I’m not allowed to take photographs in here so you’ll have to rely on my verbal descriptions. The lounge is a large rectangular room, with four rows of chairs back to back, so eight rows in all, facing each other across a four foot gap. The chairs are all linked together, made from chrome, and covered in black plastic. Opposite me three soldiers in civilian clothes are given away by their camouflage pattern backpacks stencilled with US – one has just reached to get something and had to temporarily remove his beret from the bag. Next to me is an Afghan male, his black and white checkered scarf bright across his shoulders. Children are chattering, people checking Facebook on their lap tops – there is free WiFi here, no password required, just click and go.

Canadian airports and hotel chains, are you listening?

Most of the women wear headscarves, some are more fully veiled. Most are in black, some with scarves of gold. A couple are in brighter colours, green, orange. There is no one here in a blue burka, covered head to toe and with a small lace mask across her face.

I saw a lady dressed like this outside the supermarket the other day. She was standing, waiting patiently, a small boy holding her hand, hoping that some (relatively) rich person would give her a few Afs. I do not know her story, but there are many stories in Kabul, they are in the dust we breathe and we hear them in so many different ways – of widows left bereft, of women abandoned, of death and disharmony in the family. I suppose in her view, anyone who can afford to shop at a supermarket, with guards on the door and imported foods inside, must be rich. Not for us the raw rounds of cheese found on market barrows, the wedges of butter hung outside shops, the mounds of fruits and vegetables in pyramids along the side of the street.
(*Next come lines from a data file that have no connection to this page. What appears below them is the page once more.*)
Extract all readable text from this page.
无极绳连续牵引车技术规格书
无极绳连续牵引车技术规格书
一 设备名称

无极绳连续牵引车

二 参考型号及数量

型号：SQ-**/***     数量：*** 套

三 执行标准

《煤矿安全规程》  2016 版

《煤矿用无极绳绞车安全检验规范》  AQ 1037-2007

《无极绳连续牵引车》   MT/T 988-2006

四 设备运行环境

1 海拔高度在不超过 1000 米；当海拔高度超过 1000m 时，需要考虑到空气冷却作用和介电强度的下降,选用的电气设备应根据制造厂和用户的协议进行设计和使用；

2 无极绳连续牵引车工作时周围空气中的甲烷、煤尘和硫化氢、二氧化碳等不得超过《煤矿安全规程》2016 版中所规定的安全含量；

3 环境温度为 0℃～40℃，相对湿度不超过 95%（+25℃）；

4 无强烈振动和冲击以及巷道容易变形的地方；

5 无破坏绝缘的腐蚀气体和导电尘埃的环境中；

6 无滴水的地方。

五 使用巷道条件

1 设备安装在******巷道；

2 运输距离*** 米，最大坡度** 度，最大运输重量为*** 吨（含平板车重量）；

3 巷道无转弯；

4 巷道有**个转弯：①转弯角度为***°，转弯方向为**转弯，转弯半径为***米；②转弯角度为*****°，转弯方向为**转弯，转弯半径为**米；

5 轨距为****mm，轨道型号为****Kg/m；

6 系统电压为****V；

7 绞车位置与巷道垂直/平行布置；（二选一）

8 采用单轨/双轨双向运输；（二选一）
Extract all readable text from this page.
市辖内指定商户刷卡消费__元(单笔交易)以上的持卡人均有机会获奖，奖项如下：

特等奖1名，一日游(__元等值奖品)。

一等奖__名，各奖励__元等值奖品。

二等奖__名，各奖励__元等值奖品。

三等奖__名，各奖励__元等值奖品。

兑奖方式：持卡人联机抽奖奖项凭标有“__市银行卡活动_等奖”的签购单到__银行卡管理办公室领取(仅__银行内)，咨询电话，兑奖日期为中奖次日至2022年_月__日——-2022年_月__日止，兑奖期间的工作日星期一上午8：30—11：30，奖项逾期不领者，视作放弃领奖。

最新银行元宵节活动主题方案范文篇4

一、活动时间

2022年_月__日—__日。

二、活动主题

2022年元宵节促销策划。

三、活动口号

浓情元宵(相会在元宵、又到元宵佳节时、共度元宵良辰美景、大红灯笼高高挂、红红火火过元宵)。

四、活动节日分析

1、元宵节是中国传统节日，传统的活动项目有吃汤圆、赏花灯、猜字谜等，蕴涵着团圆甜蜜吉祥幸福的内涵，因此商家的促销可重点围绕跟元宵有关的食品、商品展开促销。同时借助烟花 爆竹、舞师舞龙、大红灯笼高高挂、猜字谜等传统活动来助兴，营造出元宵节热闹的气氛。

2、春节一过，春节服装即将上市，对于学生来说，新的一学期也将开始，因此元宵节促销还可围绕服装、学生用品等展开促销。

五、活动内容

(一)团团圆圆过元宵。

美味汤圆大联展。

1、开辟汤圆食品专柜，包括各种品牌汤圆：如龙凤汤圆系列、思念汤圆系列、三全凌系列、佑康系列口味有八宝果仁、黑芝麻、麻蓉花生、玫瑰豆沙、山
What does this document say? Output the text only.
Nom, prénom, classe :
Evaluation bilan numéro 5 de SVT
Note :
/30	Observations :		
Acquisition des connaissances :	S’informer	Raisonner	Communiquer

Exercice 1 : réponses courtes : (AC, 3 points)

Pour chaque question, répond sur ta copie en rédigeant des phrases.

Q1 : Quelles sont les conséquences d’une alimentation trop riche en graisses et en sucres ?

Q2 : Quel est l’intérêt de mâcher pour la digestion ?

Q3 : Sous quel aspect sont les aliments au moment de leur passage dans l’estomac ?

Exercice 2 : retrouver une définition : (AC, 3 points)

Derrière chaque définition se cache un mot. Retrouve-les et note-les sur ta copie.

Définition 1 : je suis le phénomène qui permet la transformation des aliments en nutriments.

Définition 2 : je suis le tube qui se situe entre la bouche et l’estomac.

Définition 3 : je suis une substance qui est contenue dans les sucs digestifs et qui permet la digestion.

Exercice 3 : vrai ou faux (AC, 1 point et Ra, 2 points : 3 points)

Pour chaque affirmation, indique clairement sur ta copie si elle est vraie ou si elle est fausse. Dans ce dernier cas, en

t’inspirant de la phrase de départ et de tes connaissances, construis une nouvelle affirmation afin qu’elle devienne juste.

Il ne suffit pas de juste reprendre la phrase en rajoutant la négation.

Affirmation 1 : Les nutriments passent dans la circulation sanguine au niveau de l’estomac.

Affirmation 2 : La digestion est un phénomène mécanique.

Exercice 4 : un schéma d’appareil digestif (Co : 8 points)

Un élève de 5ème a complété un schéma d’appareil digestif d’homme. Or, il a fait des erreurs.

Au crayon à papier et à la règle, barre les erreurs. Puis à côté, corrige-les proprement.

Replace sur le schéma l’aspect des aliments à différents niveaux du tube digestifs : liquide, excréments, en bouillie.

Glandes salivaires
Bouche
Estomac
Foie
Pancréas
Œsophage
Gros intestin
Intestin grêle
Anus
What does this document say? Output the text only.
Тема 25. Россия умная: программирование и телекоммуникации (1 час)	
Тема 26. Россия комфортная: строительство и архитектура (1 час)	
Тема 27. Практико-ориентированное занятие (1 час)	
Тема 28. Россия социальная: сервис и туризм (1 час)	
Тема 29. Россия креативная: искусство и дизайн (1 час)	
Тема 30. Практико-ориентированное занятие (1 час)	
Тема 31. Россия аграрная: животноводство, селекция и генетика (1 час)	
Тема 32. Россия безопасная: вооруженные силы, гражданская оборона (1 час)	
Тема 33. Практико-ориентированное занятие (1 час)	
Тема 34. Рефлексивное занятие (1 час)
I stopped and gave her a small gift, and she bowed her head in a quick nod of thanks, the child gripping her hand as he looked up wide eyed at this foreigner, this strange man. Was he wondering at my story, at why I was on that corner, as I wondered at his? I climbed in to the car and we pulled away. Through the window I saw her still standing there at the bottom of the supermarket steps, immobile, the young boy holding her hand. I was reminded of a line from Freya Stark:

The veiled caryatid, which the East through so many ages has secluded, can still remind a Westerner as he passes that the Unknown is at his side.